After three-day marathon debate, the state assembly on Saturday passed the Odisha Hindu Religious Endowments (Amendment) Bill 2012, which gives first preference to the state government to buy immovable properties from Hindu religious institutions.

As per the amendment in the Odisha Hindu Religious Endowments Act, 1951, any proposal to dispose of immovable property of any Hindu religious institutions, the first sale offer will go to the State government. If the State Government refused to buy the endowment property, the property will be put to public sale with permission from the Endowments Commissioner, Law Minister Raghunath Mohanty told the Assembly.

Opposition BJP and Congress had sought withdrawal of the Bill saying it was hastily introduced keeping in mind some ulterior motive. Allaying any apprehension, law minister Raghunath Mohanty said it would help government buy such land in important places for larger public good.
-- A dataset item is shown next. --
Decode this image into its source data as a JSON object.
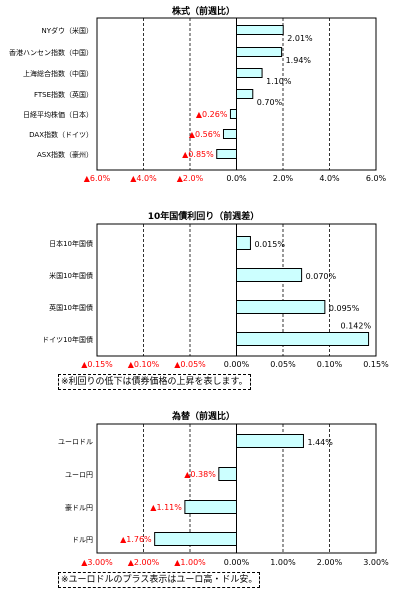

Currently, land of these institutions is being purchased by private parties, preventing the government from using those for public purpose such as expansion of office, court building and roads.
Odisha Hindu Religious Endowments Act
The amendment to the original Act was required as the power to grant permission for sale of immovable property, mostly land of Hindu religious institutions, was vested with the Endowments Commissioner. The State Government has little scope to know about sale or mortgage of endowments property except when dispute arises over the property and the parties involved in the dispute went for appeal. Secretary of Law Department is the first appellate authority for hearing the appeal.

The Minister said there are many religious institutions, managed by either hereditary trustee or non-hereditary Trust Board constituted under the provisions of the Endowments Act, are not financially sound. In many cases, immovable properties of such institutions are located in areas where development is taking place at a rapid pace.

In view of the huge price rise of real estate, the middle class, lower middle class and economically weaker sections are not able to participate in the auction of endowments land in important localities. Only higher income groups and people in real estate business are taking advantage of the sale of endowments properties.

Mohanty said in many cases properties of such institutions were located in important urban localities where development was fast taking place. But whenever the institutions decide to sell those, only rich people were able to but those. The state has over 16000 temples and over 450 mutts.

The State Government will intimate its decision whether to purchase the land or not to the Trustee or the person-in-charge of the endowments property within 45 days which may be extended by another 30 days, the Minister said.